All the different states of fever may be divided,
I. Into such as affect the whole arterial system; but with no, or very little local disease.
II. Into such as affect the whole arterial system, and are accompanied at the same time with evident local disease.
III. Into such as appear to pass by the arterial system, and to fix themselves upon other parts of the body. I shall call these states of fever misplaced.
I. To the first class of the states of fever belong,
1. The malignant. It constitutes the highest grade of morbid diathesis. It is known by attacking frequently without a chilly fit, by coma, a depressed, slow, or intermitting pulse, and sometimes by the absence of pain, and with a natural temperature or coldness of the skin. It occurs in the plague, in the yellow fever, in the gout, in the small-pox and measles, in the hydrophobia, and after taking opium and other stimulating substances. Dr. Quier has described a pleurisy in Jamaica, in which some of those malignant symptoms took place. They are the effect of such a degree of impression as to prostrate the arterial system, and to produce a defect of action from an excess of force. Such is this excess of force, in some instances, in this state of fever, that it induces general convulsions, tetanus, and palsy, and sometimes extinguishes life in a few hours, by means of apoplexy or syncope. From its being accompanied with these symptoms, it has received the name of adynamique by Dr. Alibert. The less violent degrees of stimulus in this state of fever produce palsy in the blood-vessels. It probably begins in the veins, and extends gradually to the arteries. It seems further to begin in the extremities of the arteries, and to extend by degrees to their origin in the heart. This is evident in the total absence of pulse which sometimes takes place in malignant fevers, four and twenty, and even eight and forty hours before death. But there are cases in which this palsy affects both the veins and arteries at the same time. It is probably from this simultaneous affection of the blood-vessels, that the arteries are found to be nearly full of blood after death from malignant fevers. The depressed, and intermitting pulse which occurs in the beginning of these fevers perhaps depends upon a tendency to palsy in the arteries, independently of an affection of the heart or brain.

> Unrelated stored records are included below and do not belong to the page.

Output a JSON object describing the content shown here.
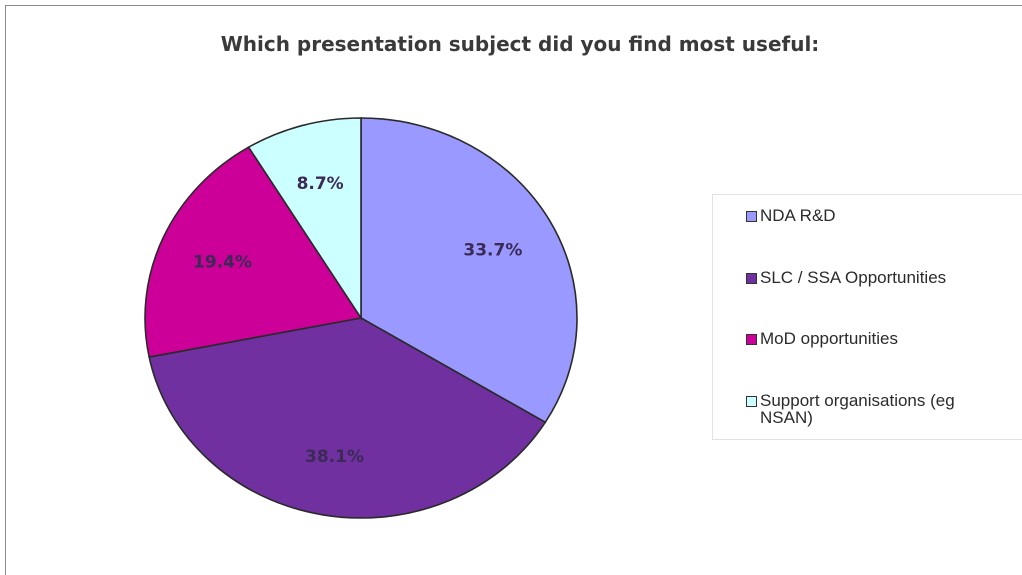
{
  "chart_data": {
    "type": "pie",
    "title": "Which presentation subject did you find most useful:",
    "slices": [
      {
        "label": "NDA R&D",
        "value": 33.7,
        "display": "33.7%",
        "color": "#9999ff"
      },
      {
        "label": "SLC / SSA Opportunities",
        "value": 38.1,
        "display": "38.1%",
        "color": "#7030a0"
      },
      {
        "label": "MoD opportunities",
        "value": 19.4,
        "display": "19.4%",
        "color": "#cc0099"
      },
      {
        "label": "Support organisations (eg NSAN)",
        "value": 8.7,
        "display": "8.7%",
        "color": "#ccffff"
      }
    ],
    "legend_position": "right",
    "start": "12 o'clock, clockwise"
  }
}
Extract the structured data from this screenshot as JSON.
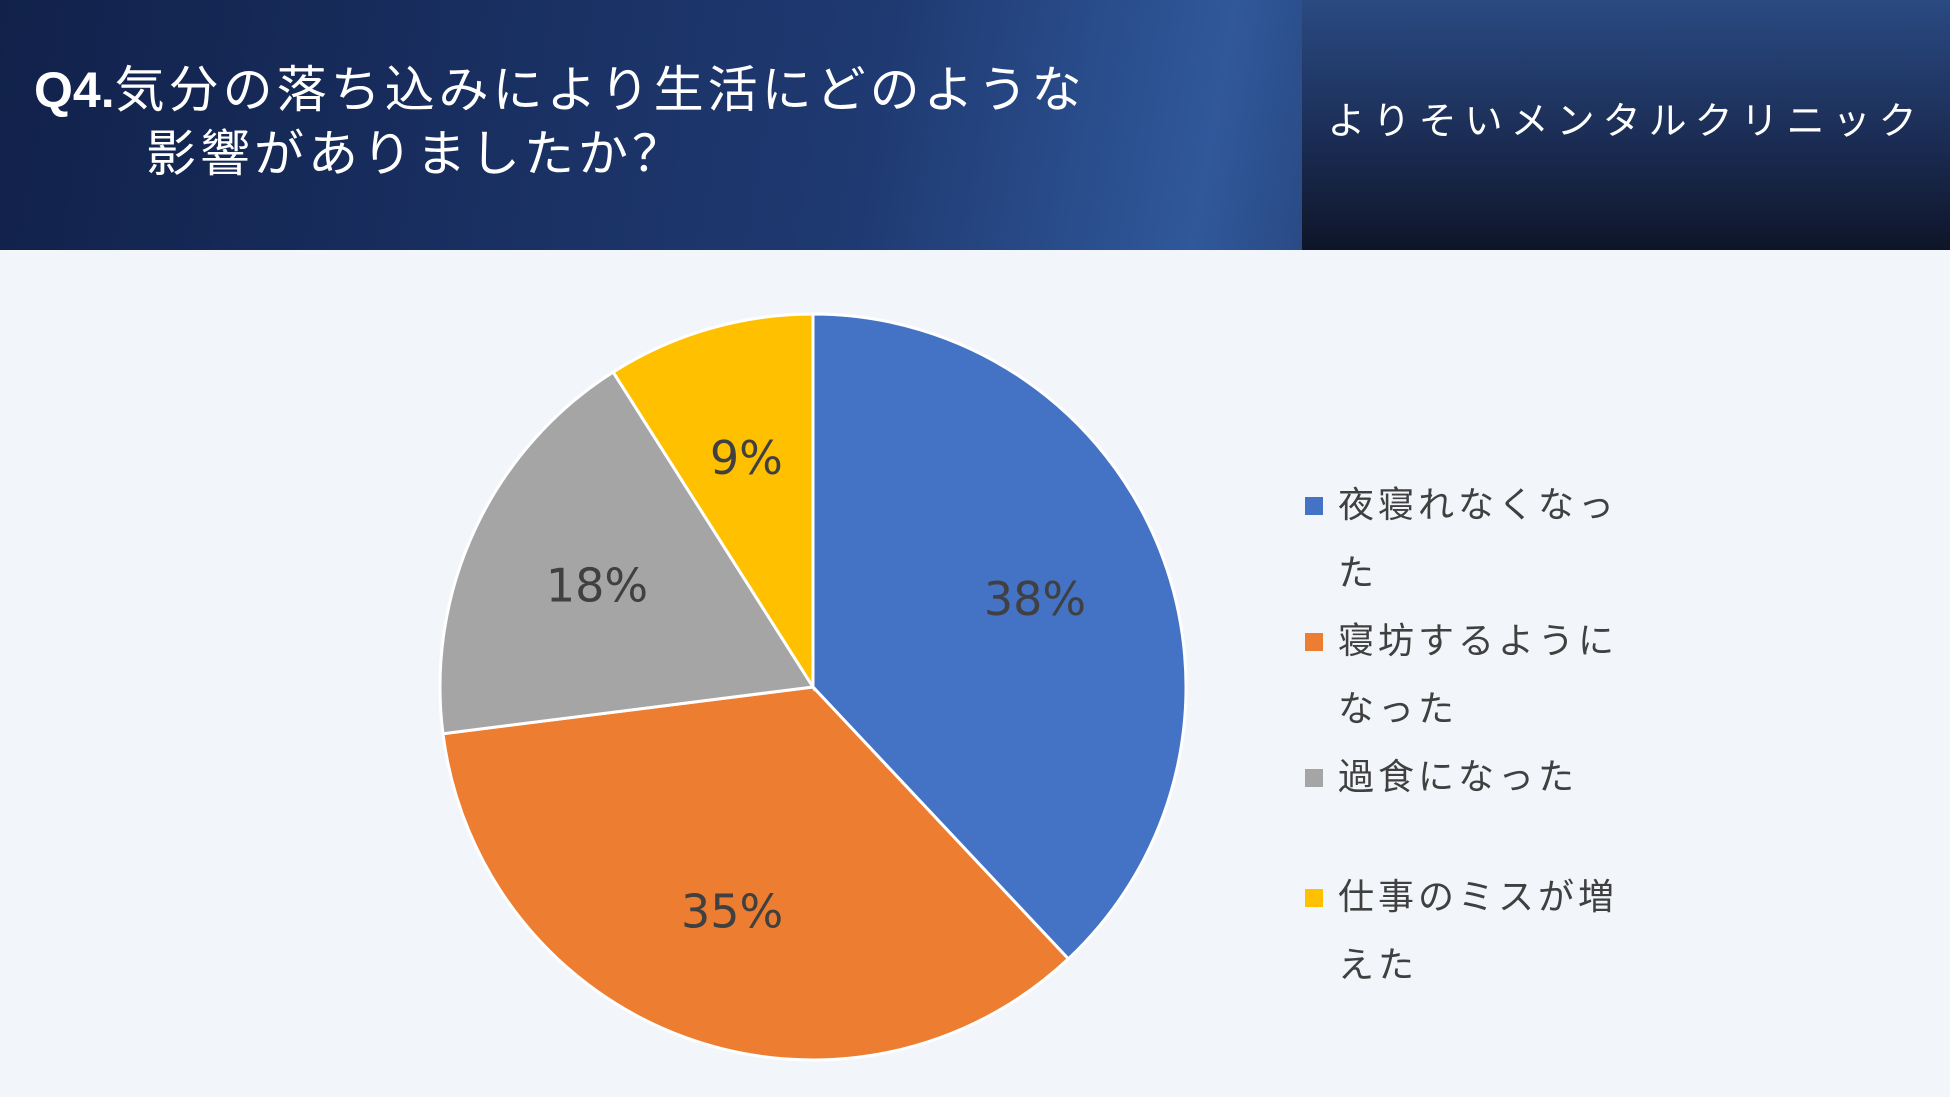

This prostrate state of fever more frequently when left to itself terminates in petechiæ, buboes, carbuncles, abscesses, and mortifications, according as serum, lymph, or red blood is effused in the viscera or external parts of the body. These morbid appearances have been ascribed to putrefaction, and the fever has received, from its supposed presence, the name of putrid. The existence of putrefaction in the blood in a fever is rendered improbable,
1. By Dr. Seybert's experiments[5], which prove that it does not take place in the blood in a living state. It occurs in the excretions of bile, fæces, and urine, but in this case it does not act as a ferment, but a stimulus only upon the living body.